SEI CMM can be utilized in two ways: Capability Evaluation and Software Process Assessment. Capability Evaluation assesses an organization's software process capability and is conducted by the contract awarding authority. Software Process Assessment is for internal use, enabling organizations to enhance their own process capability.

Maturity Levels

  • Level 1: Initial

    The initial level has no specific requirements. Few or no defined processes lead to chaotic development efforts, with engineers following individual processes.

  • Level 2: Repeatable

    Basic project management activities are prepared, including cost and schedule tracking. Configuration management tools are used, but processes are not documented. Repeatability is achieved when producing similar products.

  • Level 3: Defined

    Processes for management and development activities are defined and documented. There is a common organization-wide understanding of activities, roles, and responsibilities. Process and product qualities are not yet measured.

  • Level 4: Managed

    Focus shifts to software metrics, collecting both process and product metrics. Quantitative quality goals are set, and tools like Pareto charts and fishbone diagrams are used for measurement.

  • Level 5: Optimizing

    Process and product metrics are collected and analyzed for continuous improvement. The organization adapts to innovative ideas and technologies based on quantitative feedback from process measurements.

CMM Shortcomings

  • Lack of Guidance: Organizations often express a need for more guidance on how to improve, despite understanding the areas requiring improvement.
  • Documentation Overload: CMM's emphasis on thicker documents and detailed information contrasts with agile practices, which prioritize reducing complexity and minimizing documentation without sacrificing relevant details.
  • Maturity Level Measurement: Getting an accurate measure of an organization's current maturity level is challenging, as CMM takes an activity-based approach without assessing the effectiveness of these activities in delivering intended results.
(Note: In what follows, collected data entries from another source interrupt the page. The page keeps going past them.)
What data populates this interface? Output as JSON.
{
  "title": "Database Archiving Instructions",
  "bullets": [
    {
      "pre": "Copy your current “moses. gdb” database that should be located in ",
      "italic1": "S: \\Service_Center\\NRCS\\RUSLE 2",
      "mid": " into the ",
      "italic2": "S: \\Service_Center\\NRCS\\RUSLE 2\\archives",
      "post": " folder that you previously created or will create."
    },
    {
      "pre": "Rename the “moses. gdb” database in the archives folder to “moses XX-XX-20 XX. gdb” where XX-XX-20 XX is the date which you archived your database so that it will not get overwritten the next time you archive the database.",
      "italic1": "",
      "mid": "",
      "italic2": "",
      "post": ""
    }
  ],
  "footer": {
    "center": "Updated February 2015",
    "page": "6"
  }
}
Comparison between ISO & SEI CMM

Overview

The comparison between ISO (International Organization for Standardization) and SEI CMM (Software Engineering Institute Capability Maturity Model) sheds light on the distinctive features of two prominent frameworks for ensuring quality and maturity in software development processes.

Comparison

While both ISO and SEI CMM aim to improve processes and ensure quality, they differ in scope and application. ISO offers broad applicability across industries, emphasizing adherence to international quality standards. In contrast, SEI CMM is specifically designed for the software industry, focusing on the gradual maturity of software development processes. The choice between ISO and SEI CMM depends on the organization's industry and its primary objectives in quality management and process improvement.